Whether Scotland has the economic ability to thrive after independence has very little to do with the figures that are in the GERS report and an awful lot more to do with what Scotland can do to earn a crust in the world. There is a political ping-pong that goes back and forth with equally sterile arguments on each side – Scotland’s ability to pay her own way is questioned followed by an accusation of mismanagement of our economy from London, there’s a union dividend or we pay all the bills. I don’t subscribe to the idea that malevolent politicians sitting beside the Thames design policies to harm Scotland. I do, however, reason that their calculations have to be about what’s best for the overall UK economy and that is skewed incredibly towards London and the South-East of England, even to the detriment of large areas of England. Scotland suffers as an unintended consequence of decisions made in the best interests of the UK economy.

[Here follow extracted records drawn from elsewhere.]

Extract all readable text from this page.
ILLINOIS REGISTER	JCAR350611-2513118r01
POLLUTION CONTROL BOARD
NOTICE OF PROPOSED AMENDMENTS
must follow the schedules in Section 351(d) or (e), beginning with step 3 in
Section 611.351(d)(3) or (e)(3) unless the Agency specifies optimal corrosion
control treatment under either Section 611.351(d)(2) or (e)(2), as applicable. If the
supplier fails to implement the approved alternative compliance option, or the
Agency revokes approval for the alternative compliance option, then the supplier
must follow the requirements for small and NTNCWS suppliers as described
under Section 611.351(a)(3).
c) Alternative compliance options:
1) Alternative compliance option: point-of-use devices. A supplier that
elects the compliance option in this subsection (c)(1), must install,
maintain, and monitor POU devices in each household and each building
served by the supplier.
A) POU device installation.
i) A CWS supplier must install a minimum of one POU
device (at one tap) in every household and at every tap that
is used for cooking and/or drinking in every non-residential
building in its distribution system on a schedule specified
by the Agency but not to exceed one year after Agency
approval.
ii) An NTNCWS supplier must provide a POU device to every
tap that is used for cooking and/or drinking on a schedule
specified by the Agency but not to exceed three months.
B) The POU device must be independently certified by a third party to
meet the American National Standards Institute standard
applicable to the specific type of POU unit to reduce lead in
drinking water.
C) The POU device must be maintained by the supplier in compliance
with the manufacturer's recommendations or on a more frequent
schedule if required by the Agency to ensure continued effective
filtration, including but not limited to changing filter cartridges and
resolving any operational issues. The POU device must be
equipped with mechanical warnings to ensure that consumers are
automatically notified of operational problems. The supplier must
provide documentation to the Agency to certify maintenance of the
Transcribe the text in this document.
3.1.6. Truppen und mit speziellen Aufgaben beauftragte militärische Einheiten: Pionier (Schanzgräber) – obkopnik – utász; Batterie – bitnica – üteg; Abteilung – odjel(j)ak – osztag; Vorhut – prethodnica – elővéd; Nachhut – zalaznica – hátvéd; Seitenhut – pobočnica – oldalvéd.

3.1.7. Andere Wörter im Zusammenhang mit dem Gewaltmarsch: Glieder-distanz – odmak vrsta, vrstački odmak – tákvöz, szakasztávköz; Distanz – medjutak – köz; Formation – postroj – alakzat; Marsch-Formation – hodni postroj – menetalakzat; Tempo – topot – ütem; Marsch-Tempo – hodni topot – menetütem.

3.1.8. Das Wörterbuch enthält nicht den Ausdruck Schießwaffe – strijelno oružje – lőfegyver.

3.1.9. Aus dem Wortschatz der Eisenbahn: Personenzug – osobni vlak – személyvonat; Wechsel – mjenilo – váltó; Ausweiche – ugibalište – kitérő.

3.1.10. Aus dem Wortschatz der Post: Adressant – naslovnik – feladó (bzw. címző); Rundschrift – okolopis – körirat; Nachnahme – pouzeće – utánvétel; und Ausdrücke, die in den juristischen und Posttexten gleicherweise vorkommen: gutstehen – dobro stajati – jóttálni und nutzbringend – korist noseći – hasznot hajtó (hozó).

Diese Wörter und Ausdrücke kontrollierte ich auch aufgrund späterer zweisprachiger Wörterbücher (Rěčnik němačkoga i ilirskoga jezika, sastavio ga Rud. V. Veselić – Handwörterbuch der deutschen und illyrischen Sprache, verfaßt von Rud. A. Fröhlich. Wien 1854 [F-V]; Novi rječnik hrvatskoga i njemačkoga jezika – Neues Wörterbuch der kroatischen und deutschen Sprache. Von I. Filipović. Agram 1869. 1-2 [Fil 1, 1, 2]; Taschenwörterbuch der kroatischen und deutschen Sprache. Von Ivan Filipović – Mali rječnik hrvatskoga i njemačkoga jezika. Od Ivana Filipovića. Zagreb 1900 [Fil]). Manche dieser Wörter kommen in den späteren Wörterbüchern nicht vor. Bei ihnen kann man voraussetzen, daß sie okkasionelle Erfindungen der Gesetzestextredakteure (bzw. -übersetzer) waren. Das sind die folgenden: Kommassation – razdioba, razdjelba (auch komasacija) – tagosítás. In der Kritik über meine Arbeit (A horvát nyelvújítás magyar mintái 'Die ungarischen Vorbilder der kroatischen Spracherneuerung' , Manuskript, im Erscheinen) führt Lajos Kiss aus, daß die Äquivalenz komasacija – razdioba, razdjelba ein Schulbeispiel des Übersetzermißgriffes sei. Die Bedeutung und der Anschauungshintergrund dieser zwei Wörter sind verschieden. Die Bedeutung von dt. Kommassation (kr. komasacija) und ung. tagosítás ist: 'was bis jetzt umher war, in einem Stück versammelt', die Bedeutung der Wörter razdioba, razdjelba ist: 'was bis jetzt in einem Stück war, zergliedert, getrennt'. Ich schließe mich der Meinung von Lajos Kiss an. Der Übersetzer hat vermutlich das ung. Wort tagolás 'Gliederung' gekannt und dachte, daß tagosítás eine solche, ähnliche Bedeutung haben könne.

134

Even if we had the figures to hand – the actual corporate and personal taxation take from Scotland, the actual spend in Scotland, the oil revenues, the backlog of capital works, the share of duties and so on – it would mean little in terms of the independence debate. A change of policy on the part of an independent government would move the numbers and a range of policy alterations will create a new landscape. Additionally, forces will come to bear which change those figures over which governments have little control, as we have seen recently. The real question to answer is ‘How can we make our country more robust to withstand the buffeting of bad weather, flexible enough to accommodate different strands of enterprise, and agile enough to take advantage of opportunities?’ The independence question in there is ‘can we do it?’ That’s what we should be looking at in the economic debate, how do we make this country resilient in the face of challenges, forward-looking in opportunity harvesting and capable of sustaining and improving her people’s standard of living?

It’s only partially a numbers exercise, the current figures only hint at what tomorrow may bring – it’s more an exercise in imaging a new landscape and about how to deliver it. That journey should take us away from the barren lands of GERS and into the more fertile lands of positive human interaction. The numbers may be fascinating and deliver us a cracking good argument from time to time but we’d best take a look at what we could win should we dare to try. That’s a field to poke my nose into next.